Limitations & Future Work

  • The event encoder utilizes OpenCLIP pre-trained on RGB, where the event-RGB domain gap may limit feature quality. Event-specific pre-training could be explored in future work.
  • The spatio-temporal aggregator uses simple average/max pooling. More sophisticated sequence modeling (e.g., Mamba, temporal transformers) might yield better performance.
  • Event-Chat is primarily derived from driving scenarios; generalization to indoor, industrial, and sports environments remains unverified.
  • The reliability and consistency of the evaluation metrics (1-5 GPT scores) require further validation.
  • vs E2VID + LLaVA Pipeline: Two-stage methods that convert events to RGB and then apply MLLM lose the high temporal resolution advantages of event data. EventGPT processes data end-to-end to preserve temporal information.
  • vs Event-Specific Vision Models (e.g., event object detection, optical flow estimation): These task-specific models cannot generalize to novel tasks.

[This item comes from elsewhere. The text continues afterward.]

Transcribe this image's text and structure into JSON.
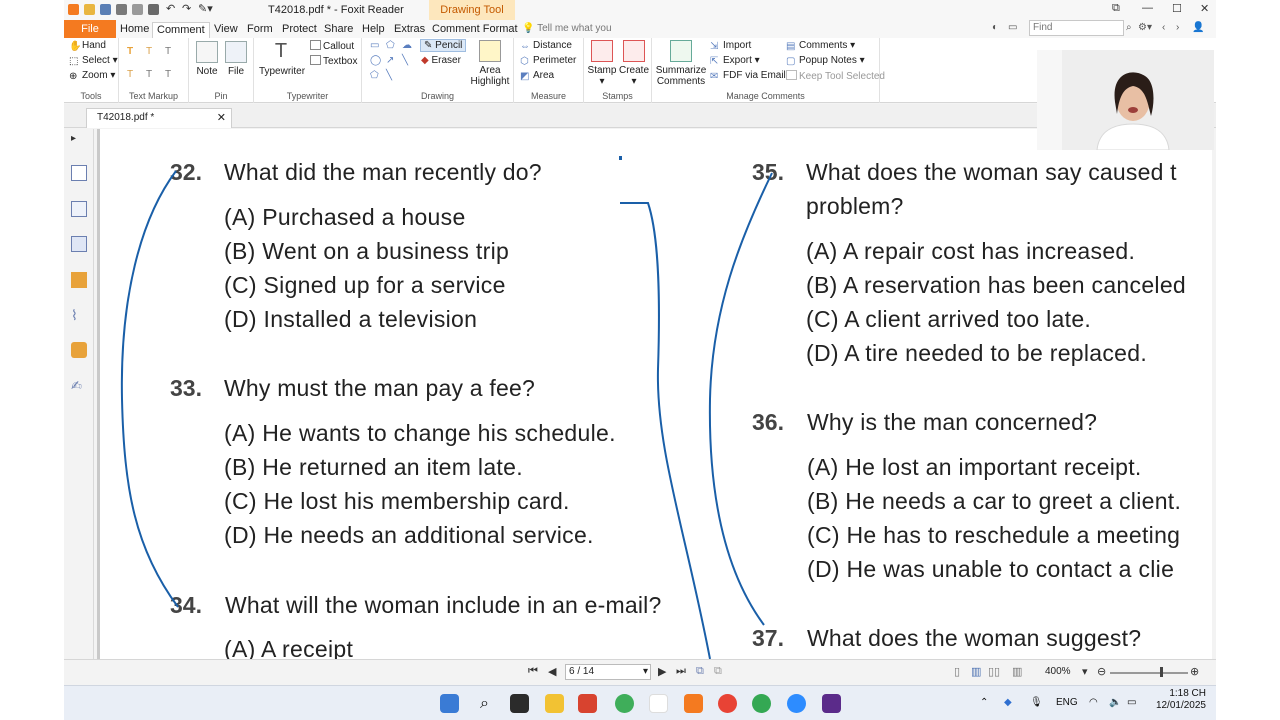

EventGPT achieves open-ended capabilities through a language interface.
  • vs General MLLMs: Experiments demonstrate that directly employing general MLLMs to process event data is highly ineffective; the domain gap is too massive and necessitates dedicated training.

Rating

  • Novelty: ⭐⭐⭐⭐ The first event camera MLLM, filling an important gap, though the architectural components themselves (aggregator, adapter) are relatively standard.
  • Experimental Thoroughness: ⭐⭐⭐ Comparisons with general MLLMs are clear, but there is a lack of quantitative comparisons with event-specific methods on downstream tasks.
  • Writing Quality: ⭐⭐⭐⭐ The motivation behind the three-stage training is well-explained, and the dataset construction is meticulously described.
  • Value: ⭐⭐⭐⭐ Pioneering significance for the event camera community, with valuable dataset contributions.